You could go for something like an Oberheim DMX, but as much as we love its crunchy sound it’s not the most versatile drum machine you’ll ever get your hands on. A potential investment for the future, maybe, but in terms of its very limited approach it’s going to leave most modern producers frustrated.
Instead, we’re going to bend our own rules slightly. We haven’t included samplers in this list because… well, because samplers aren’t drum machines. Sure, samplers can be used to sample and sequence drums, but there’s a clear difference and it only confuses matters to consider them alongside each other (we’ll save the samplers for another feature).

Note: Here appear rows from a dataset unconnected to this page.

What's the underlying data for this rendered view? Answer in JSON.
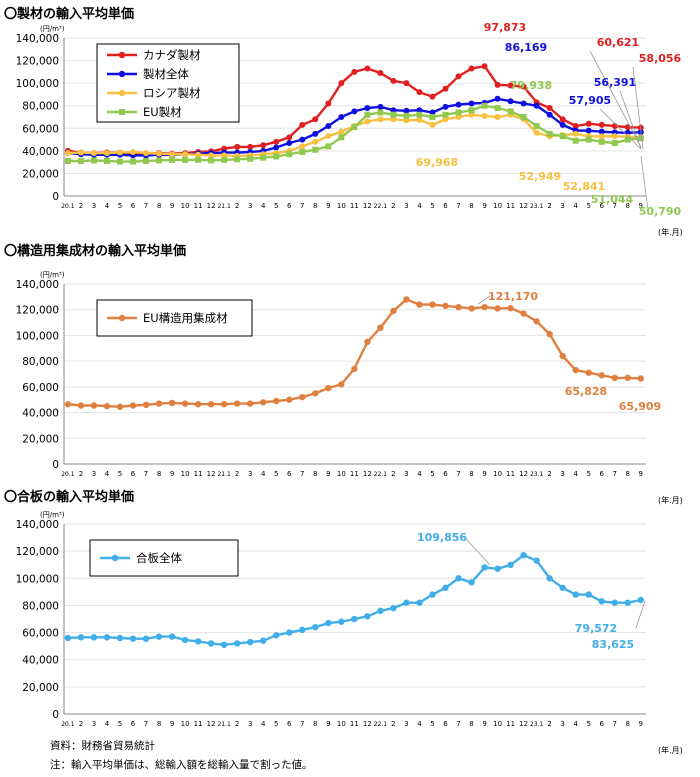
{
  "charts": [
    {
      "title": "〇製材の輸入平均単価"
    },
    {
      "title": "〇構造用集成材の輸入平均単価"
    },
    {
      "title": "〇合板の輸入平均単価"
    }
  ],
  "notes": {
    "source": "資料：財務省貿易統計",
    "note": "注：輸入平均単価は、総輸入額を総輸入量で割った値。"
  },
  "chart_data": [
    {
      "type": "line",
      "title": "〇製材の輸入平均単価",
      "ylabel": "(円/m³)",
      "xlabel": "(年.月)",
      "ylim": [
        0,
        140000
      ],
      "ytick_step": 20000,
      "categories": [
        "20.1",
        "2",
        "3",
        "4",
        "5",
        "6",
        "7",
        "8",
        "9",
        "10",
        "11",
        "12",
        "21.1",
        "2",
        "3",
        "4",
        "5",
        "6",
        "7",
        "8",
        "9",
        "10",
        "11",
        "12",
        "22.1",
        "2",
        "3",
        "4",
        "5",
        "6",
        "7",
        "8",
        "9",
        "10",
        "11",
        "12",
        "23.1",
        "2",
        "3",
        "4",
        "5",
        "6",
        "7",
        "8",
        "9"
      ],
      "legend_position": "top-left",
      "series": [
        {
          "name": "カナダ製材",
          "color": "#e02020",
          "values": [
            40000,
            38500,
            38000,
            38500,
            38500,
            37000,
            37500,
            38000,
            37500,
            38000,
            39000,
            39500,
            42000,
            43500,
            43500,
            45000,
            48000,
            52000,
            63000,
            68000,
            82000,
            100000,
            110000,
            113000,
            109000,
            102000,
            100000,
            92000,
            88000,
            95000,
            106000,
            113000,
            115000,
            98500,
            97873,
            97000,
            83000,
            78000,
            68000,
            62000,
            64000,
            63000,
            62000,
            61000,
            60621
          ]
        },
        {
          "name": "製材全体",
          "color": "#1010e0",
          "values": [
            38000,
            37000,
            36500,
            36500,
            36500,
            36000,
            36000,
            36500,
            36500,
            37000,
            37500,
            38000,
            38500,
            38500,
            39000,
            40000,
            43000,
            47000,
            50000,
            55000,
            62000,
            70000,
            75000,
            78000,
            79000,
            76000,
            75500,
            76000,
            74000,
            79000,
            81000,
            82000,
            82500,
            86169,
            84000,
            82000,
            80000,
            72000,
            63000,
            58000,
            57905,
            57000,
            56391,
            56000,
            56500
          ]
        },
        {
          "name": "ロシア製材",
          "color": "#f8c040",
          "values": [
            38000,
            38500,
            38000,
            38000,
            38500,
            39000,
            38000,
            37500,
            37000,
            37000,
            36500,
            36000,
            36000,
            35500,
            36000,
            37000,
            38000,
            40000,
            44000,
            48000,
            53000,
            57000,
            62000,
            66000,
            68000,
            68000,
            67000,
            67500,
            63000,
            68000,
            69968,
            72000,
            71000,
            70000,
            72000,
            68000,
            56000,
            52949,
            54000,
            55000,
            53000,
            52841,
            53000,
            52500,
            52000
          ]
        },
        {
          "name": "EU製材",
          "color": "#90c850",
          "values": [
            31000,
            31000,
            31500,
            31000,
            30500,
            30500,
            31000,
            31500,
            32000,
            32000,
            32000,
            31500,
            32000,
            32500,
            33000,
            34000,
            35000,
            37000,
            39000,
            41000,
            44000,
            52000,
            61000,
            72000,
            74000,
            72000,
            71000,
            72000,
            70000,
            72000,
            74000,
            76000,
            79938,
            78000,
            75000,
            70000,
            62000,
            55000,
            53000,
            49000,
            50000,
            48000,
            47000,
            50000,
            51044
          ]
        }
      ],
      "annotations": [
        {
          "text": "97,873",
          "color": "#e02020"
        },
        {
          "text": "86,169",
          "color": "#1010e0"
        },
        {
          "text": "79,938",
          "color": "#90c850"
        },
        {
          "text": "69,968",
          "color": "#f8c040"
        },
        {
          "text": "60,621",
          "color": "#e02020"
        },
        {
          "text": "58,056",
          "color": "#e02020"
        },
        {
          "text": "56,391",
          "color": "#1010e0"
        },
        {
          "text": "57,905",
          "color": "#1010e0"
        },
        {
          "text": "52,949",
          "color": "#f8c040"
        },
        {
          "text": "52,841",
          "color": "#f8c040"
        },
        {
          "text": "51,044",
          "color": "#90c850"
        },
        {
          "text": "50,790",
          "color": "#90c850"
        }
      ]
    },
    {
      "type": "line",
      "title": "〇構造用集成材の輸入平均単価",
      "ylabel": "(円/m³)",
      "xlabel": "(年.月)",
      "ylim": [
        0,
        140000
      ],
      "ytick_step": 20000,
      "categories": [
        "20.1",
        "2",
        "3",
        "4",
        "5",
        "6",
        "7",
        "8",
        "9",
        "10",
        "11",
        "12",
        "21.1",
        "2",
        "3",
        "4",
        "5",
        "6",
        "7",
        "8",
        "9",
        "10",
        "11",
        "12",
        "22.1",
        "2",
        "3",
        "4",
        "5",
        "6",
        "7",
        "8",
        "9",
        "10",
        "11",
        "12",
        "23.1",
        "2",
        "3",
        "4",
        "5",
        "6",
        "7",
        "8",
        "9"
      ],
      "legend_position": "top-left",
      "series": [
        {
          "name": "EU構造用集成材",
          "color": "#e08040",
          "values": [
            46500,
            45500,
            45500,
            45000,
            44500,
            45500,
            46000,
            47000,
            47500,
            47000,
            46500,
            46500,
            46500,
            47000,
            47000,
            48000,
            49000,
            50000,
            52000,
            55000,
            59000,
            62000,
            74000,
            95000,
            106000,
            119000,
            128000,
            124000,
            124000,
            123000,
            122000,
            121000,
            122000,
            121000,
            121170,
            117000,
            111000,
            101000,
            84000,
            73000,
            71000,
            69000,
            67000,
            67000,
            66500
          ]
        }
      ],
      "annotations": [
        {
          "text": "121,170",
          "color": "#e08040"
        },
        {
          "text": "65,828",
          "color": "#e08040"
        },
        {
          "text": "65,909",
          "color": "#e08040"
        }
      ]
    },
    {
      "type": "line",
      "title": "〇合板の輸入平均単価",
      "ylabel": "(円/m³)",
      "xlabel": "(年.月)",
      "ylim": [
        0,
        140000
      ],
      "ytick_step": 20000,
      "categories": [
        "20.1",
        "2",
        "3",
        "4",
        "5",
        "6",
        "7",
        "8",
        "9",
        "10",
        "11",
        "12",
        "21.1",
        "2",
        "3",
        "4",
        "5",
        "6",
        "7",
        "8",
        "9",
        "10",
        "11",
        "12",
        "22.1",
        "2",
        "3",
        "4",
        "5",
        "6",
        "7",
        "8",
        "9",
        "10",
        "11",
        "12",
        "23.1",
        "2",
        "3",
        "4",
        "5",
        "6",
        "7",
        "8",
        "9"
      ],
      "legend_position": "top-left",
      "series": [
        {
          "name": "合板全体",
          "color": "#40aee8",
          "values": [
            56000,
            56500,
            56500,
            56500,
            56000,
            55500,
            55500,
            57000,
            57000,
            54500,
            53500,
            52000,
            51000,
            52000,
            53000,
            54000,
            58000,
            60000,
            62000,
            64000,
            67000,
            68000,
            70000,
            72000,
            76000,
            78000,
            82000,
            82000,
            88000,
            93000,
            100000,
            97000,
            108000,
            107000,
            109856,
            117000,
            113000,
            100000,
            93000,
            88000,
            88000,
            83000,
            82000,
            82000,
            84000
          ]
        }
      ],
      "annotations": [
        {
          "text": "109,856",
          "color": "#40aee8"
        },
        {
          "text": "79,572",
          "color": "#40aee8"
        },
        {
          "text": "83,625",
          "color": "#40aee8"
        }
      ]
    }
  ]
}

However, we’re going to stretch the definition of drum machine ever so slightly here because there’s a unit which is best known for its sampling capabilities but still just about manages to sneak into the definition of a drum machine. The E-mu SP-12 is a classic for good reason. It represents the point at which the drum machine market was first beginning to respond to the rising threat of the sampler. E-mu’s previous model, the Drumulator, was an affordable digital drum machine which took on the LinnDrum at its own game. The SP-12’s successor, the SP-1200, was one of the definitive samplers of the late 80s, turning its back on built-in sounds to focus on new, sample-based approaches to music. The SP-12, as you might expect, sits somewhere in the middle.
What you get with the SP-12 is a very good drum machine. Loaded with 24 crunchy 12-bit samples, the SP sounds fantastic in its own right. But let’s be honest: it’s really all about the sampling options. Throw in a bunch of drum sounds and samples, program some patterns using the basic but intuitive sequencer and you’ve got yourself an all-in-one production tool with incredible 12-bit character. The SP-12 and SP-1200 are probably best known for their use by boom-bap hip hop producers, but they also lend themselves very nicely to loop-based house and techno. As a result hey’ve been used extensively over the years by the likes of Theo Parrish, Todd Terry, Alan Braxe and Kenny ‘Dope’ Gonzalez.
In this case we freely admit that we’re stretching the limits of our own rules, but the SP-12 deserves inclusion, even if it’s only on a technicality. Sure, it’s a decent drum machine, but it’s an amazing sampler. That’s what makes it a classic, that’s what makes it so good in the studio to this day, and that’s what means its second-hand value continues to rise.